Gestational exposure to 2,3,7,8-tetrachlorodibenzo-p-dioxin disrupts B-cell lymphopoiesis and exacerbates autoimmune disease in 24-week-old SNF1 mice

Abstract

Female SNF(1) hybrid mice spontaneously develop an immune complex-mediated glomerulonephritis as early as 24 weeks of age, whereas the disease onset in males is much slower. Further, a rise in concentration of glomerulus-specific autoantibodies via autoreactive B cells is critical to progression of the disease in this strain. Environmental factors contributing to the onset or degree of such autoimmunity are of interest yet poorly understood. In the present study, time-pregnant SWR x NZB dams (10/treatment) were gavaged on gestational 12 with 40 or 80 mg/kg 2,3,7,8-tetrachlorodibenzo-p-dioxin (TCDD), and the SNF(1) offspring were evaluated at 24 weeks of age. Bone marrow B220(low)CD24(-)AA4.1(+) committed B lineage progenitors were increased in female offspring by TCDD, however, committed progenitors and pro-B cells were decreased in males.
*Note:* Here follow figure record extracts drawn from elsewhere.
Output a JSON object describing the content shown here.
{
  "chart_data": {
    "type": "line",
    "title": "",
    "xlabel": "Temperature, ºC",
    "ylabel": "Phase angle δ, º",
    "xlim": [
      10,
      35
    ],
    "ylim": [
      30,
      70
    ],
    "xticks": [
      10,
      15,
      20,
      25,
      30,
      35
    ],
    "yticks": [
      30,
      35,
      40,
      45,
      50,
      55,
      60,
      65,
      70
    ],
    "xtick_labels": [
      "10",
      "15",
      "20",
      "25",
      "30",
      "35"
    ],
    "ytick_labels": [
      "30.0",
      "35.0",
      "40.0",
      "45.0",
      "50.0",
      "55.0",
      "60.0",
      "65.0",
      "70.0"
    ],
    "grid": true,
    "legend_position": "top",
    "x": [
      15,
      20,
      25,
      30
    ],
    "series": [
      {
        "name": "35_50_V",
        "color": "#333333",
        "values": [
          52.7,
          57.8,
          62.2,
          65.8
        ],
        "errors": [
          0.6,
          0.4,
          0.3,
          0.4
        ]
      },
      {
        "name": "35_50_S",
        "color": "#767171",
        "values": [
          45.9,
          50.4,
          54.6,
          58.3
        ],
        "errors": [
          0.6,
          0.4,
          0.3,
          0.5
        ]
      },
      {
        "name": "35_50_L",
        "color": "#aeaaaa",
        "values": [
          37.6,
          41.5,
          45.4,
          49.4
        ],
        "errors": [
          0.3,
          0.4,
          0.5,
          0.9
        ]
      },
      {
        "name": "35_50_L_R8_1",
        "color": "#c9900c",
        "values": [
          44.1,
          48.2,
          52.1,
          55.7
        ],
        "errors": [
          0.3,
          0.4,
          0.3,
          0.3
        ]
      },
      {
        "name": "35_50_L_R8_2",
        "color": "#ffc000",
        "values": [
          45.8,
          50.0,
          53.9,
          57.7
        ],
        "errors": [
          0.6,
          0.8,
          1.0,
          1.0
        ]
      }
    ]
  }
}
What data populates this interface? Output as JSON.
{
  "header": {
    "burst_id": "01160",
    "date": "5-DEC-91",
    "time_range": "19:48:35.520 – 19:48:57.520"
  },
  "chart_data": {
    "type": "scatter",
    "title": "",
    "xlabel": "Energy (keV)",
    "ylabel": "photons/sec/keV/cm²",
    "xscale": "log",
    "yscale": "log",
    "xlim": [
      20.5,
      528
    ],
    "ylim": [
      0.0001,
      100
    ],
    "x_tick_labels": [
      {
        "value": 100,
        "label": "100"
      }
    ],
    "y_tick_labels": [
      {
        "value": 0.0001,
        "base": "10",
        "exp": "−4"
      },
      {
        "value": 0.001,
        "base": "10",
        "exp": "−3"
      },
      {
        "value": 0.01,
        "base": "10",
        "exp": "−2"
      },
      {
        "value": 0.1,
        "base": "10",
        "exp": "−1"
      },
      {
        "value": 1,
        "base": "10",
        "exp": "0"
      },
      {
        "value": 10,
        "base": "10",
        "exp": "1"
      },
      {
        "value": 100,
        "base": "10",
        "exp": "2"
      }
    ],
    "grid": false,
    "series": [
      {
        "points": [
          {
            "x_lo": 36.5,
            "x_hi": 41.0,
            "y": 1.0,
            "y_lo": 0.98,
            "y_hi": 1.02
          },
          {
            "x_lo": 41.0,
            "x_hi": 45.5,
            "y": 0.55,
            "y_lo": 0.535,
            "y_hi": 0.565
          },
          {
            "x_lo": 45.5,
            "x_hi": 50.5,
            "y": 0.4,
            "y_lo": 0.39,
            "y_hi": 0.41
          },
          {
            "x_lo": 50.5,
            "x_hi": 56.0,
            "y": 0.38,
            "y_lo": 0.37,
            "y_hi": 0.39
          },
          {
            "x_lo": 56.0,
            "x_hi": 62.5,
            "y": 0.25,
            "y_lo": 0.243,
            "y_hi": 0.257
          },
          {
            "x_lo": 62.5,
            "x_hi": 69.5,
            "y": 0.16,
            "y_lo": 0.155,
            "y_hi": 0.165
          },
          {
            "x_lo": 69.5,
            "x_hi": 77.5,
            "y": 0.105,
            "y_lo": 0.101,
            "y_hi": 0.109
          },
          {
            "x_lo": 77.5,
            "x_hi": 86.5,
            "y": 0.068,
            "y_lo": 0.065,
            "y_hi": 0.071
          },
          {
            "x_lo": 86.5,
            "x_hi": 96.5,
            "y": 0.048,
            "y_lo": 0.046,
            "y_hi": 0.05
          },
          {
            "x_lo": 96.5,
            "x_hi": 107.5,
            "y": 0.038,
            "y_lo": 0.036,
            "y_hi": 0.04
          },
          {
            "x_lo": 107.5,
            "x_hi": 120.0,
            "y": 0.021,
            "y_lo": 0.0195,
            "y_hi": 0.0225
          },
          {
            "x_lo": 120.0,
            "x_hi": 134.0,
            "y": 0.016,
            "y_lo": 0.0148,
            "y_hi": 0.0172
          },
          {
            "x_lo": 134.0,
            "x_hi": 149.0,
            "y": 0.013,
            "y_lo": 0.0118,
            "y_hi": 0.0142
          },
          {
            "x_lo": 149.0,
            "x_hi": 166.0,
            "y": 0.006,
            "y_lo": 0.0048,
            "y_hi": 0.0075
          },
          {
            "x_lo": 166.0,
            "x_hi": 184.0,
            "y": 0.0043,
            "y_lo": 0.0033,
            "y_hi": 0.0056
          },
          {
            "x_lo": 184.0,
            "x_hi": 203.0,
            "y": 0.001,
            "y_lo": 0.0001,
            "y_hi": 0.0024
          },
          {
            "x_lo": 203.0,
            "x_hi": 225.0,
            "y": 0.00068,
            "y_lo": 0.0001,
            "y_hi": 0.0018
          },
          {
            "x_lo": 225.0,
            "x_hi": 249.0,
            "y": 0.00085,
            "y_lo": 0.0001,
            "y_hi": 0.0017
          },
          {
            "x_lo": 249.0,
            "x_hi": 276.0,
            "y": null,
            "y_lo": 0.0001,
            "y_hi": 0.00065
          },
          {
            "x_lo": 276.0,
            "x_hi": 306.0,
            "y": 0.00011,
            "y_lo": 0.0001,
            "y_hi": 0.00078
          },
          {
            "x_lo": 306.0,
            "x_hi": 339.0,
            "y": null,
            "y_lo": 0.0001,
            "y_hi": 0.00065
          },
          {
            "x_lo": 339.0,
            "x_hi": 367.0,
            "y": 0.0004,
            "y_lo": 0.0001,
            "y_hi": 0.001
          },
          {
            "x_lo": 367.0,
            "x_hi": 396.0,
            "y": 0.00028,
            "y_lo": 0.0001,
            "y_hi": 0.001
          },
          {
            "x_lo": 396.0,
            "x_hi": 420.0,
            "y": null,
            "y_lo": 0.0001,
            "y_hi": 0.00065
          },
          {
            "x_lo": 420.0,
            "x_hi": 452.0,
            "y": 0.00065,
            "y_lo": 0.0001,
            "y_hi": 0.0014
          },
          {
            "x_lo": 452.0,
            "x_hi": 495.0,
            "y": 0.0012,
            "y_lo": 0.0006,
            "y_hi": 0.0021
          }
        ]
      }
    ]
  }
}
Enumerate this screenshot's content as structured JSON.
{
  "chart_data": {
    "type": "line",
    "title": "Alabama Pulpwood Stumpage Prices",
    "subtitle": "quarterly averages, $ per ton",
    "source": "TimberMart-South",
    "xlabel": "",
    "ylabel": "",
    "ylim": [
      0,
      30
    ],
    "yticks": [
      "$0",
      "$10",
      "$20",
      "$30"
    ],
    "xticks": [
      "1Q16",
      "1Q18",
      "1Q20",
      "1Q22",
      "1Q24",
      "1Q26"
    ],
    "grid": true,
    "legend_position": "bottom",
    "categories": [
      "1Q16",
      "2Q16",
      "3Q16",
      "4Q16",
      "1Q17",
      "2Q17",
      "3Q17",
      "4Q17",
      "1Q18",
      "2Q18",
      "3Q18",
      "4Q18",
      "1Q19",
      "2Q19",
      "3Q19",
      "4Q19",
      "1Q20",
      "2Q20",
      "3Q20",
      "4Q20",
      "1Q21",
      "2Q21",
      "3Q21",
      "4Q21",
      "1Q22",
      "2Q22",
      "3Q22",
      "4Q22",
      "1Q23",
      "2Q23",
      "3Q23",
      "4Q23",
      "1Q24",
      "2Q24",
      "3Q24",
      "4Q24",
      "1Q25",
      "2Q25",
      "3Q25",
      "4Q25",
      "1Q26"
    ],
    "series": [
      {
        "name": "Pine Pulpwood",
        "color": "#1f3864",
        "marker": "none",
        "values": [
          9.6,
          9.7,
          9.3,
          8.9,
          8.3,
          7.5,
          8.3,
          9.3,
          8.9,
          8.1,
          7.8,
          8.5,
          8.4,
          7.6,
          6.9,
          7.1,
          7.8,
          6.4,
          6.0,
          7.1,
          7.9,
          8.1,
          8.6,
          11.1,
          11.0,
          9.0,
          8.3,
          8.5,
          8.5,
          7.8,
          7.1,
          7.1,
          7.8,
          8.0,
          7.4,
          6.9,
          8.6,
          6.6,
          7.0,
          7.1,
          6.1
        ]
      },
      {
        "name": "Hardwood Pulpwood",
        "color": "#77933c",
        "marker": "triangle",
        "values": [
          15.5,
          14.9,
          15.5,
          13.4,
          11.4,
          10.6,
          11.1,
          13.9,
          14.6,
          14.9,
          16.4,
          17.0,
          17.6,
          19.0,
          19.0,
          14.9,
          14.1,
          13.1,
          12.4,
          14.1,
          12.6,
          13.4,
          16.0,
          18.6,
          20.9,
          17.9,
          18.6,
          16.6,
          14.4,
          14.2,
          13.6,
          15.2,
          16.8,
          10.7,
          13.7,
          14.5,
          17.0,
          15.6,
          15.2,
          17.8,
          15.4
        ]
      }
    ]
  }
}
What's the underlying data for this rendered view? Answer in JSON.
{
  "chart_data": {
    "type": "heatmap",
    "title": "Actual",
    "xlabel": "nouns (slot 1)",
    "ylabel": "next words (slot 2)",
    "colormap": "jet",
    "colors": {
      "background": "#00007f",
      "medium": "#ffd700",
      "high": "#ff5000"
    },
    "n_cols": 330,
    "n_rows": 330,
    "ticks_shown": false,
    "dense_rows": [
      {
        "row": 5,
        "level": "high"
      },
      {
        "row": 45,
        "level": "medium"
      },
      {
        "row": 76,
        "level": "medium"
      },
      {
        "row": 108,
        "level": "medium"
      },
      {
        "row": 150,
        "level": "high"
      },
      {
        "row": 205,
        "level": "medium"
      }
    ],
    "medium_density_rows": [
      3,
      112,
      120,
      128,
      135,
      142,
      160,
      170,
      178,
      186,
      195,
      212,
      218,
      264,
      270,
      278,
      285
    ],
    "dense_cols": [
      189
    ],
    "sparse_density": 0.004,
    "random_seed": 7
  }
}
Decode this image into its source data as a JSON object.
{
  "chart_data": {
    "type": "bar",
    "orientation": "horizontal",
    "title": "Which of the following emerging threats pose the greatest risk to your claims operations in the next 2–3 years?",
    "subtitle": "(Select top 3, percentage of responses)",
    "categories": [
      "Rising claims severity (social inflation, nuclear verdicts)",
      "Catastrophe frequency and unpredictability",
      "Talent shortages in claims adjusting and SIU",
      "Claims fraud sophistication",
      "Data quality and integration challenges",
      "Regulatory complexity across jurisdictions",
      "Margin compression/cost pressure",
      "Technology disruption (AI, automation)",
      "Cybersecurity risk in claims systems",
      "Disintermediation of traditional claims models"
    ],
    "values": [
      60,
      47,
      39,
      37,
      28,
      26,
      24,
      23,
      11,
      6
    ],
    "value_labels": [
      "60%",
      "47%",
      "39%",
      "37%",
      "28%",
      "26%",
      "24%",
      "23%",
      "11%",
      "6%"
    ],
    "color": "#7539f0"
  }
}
Splenic marginal zone B cells (CD21(hi)CD24(low-int)) were decreased and follicular B cells (CD21(int)CD24(low)) were increased across sex by prenatal TCDD, whereas transitional-2 B cells (CD21(int)CD24(hi)) and (CD23(low-int) CD1(low-int)) were decreased in males only. Antibodies to double-stranded DNA were significantly increased across sex by TCDD. Anti-IgG and anti-C3 immune complex renal deposition was visibly worsened in females, and present in TCDD-treated males. These data suggest that developmental exposure to TCDD permanently and differentially alters humoral immune function by sex, and exacerbates a type III hypersensitivity lupus-like autoimmune disease in genetically predisposed mice.

FIG. 1.

Computer-generated diagram showing the key cell phenotypes highlighting B-cell lymphopoiesis in the bone marrow (A) and B-cell maturation in the spleen (B). The cell-surface markers identified under the specific cell types were the ones evaluated in this study.

FIG. 2.

Representative dot plots showing the gating technique employed to differentiate select B-cell subsets associated with lymphopoiesis in the bone marrow. Bone marrow cells were adjusted based on size (FS) and granularity (SS) to elucidate the total cell population (A). Filters were employed to gate out dead cells and debris. Using the FloJo software (Tree Star), cells were then gated on for their ability to express CD45R_B220 (B). The cell populations were then sub divided based on low fluorescence to CD45R_B220 (B220 low) and high fluorescence to CD45R_B220 (B220 high) (C). These two subpopulations of CD45R_B220 cells were then evaluated based on their ability to express CD24 (D and E). Bone marrow cells with a CD45R_B220lowCD24⁻ phenotype were costained with AA4.1 (CD93, C1qRp) to identify the earliest B lineage cells (F).

FIG. 3.

Sera from 24-week-old SNF₁ mice that were prenatally exposed to 0, 40, or 80 μg/kg TCDD were analyzed for the presence of autoantibodies to dsDNA (A), ssDNA (B), and cardiolipin (C). The data are arranged by sex and are based on five mice per treatment per sex (*p ≤ 0.05, Dunnett's test).

FIG. 4.

The kidneys from 24-week-old SNF₁ mice that were prenatally exposed to 0, 40, or 80 μg/kg TCDD were collected, fixed, sectioned, and stained with H&E. Images are representative of renal sections by treatment and sex. All sections were scored for number of fibrinoid necrosis cells or crescents/100 glomeruli and number of inflammatory foci in the parenchyma. The data are based on five mice per treatment per sex (*p ≤ 0.05, Dunnett's test).

FIG. 5.

The kidneys from 24-week-old SNF₁ mice that were prenatally exposed to 0, 40, or 80 μg/kg TCDD were collected, fixed, section, and stained with FITC-labeled anti-IgG and anti-C3. The above are representative images of kidneys stained with FITC-anti-IgG based on treatment and sex. The data are based on five mice per treatment per sex (*p ≤ 0.05, Dunnett's test).

FIG. 6.

The spleens from 24-week-old SNF₁ mice that were prenatally exposed to 0, 40, or 80 μg/kg TCDD were collected, fixed, sectioned, and stained with H&E. Images are representative of splenic sections presented by treatment and sex. Spleens from male mice prenatally exposed to 40 μg/kg TCDD frequently displayed follicles with small germinal centers (arrows). In the 80 μg/kg TCDD male mice, the germinal centers were few and discrete with coalescing of follicles and a loss of follicular architecture (arrows).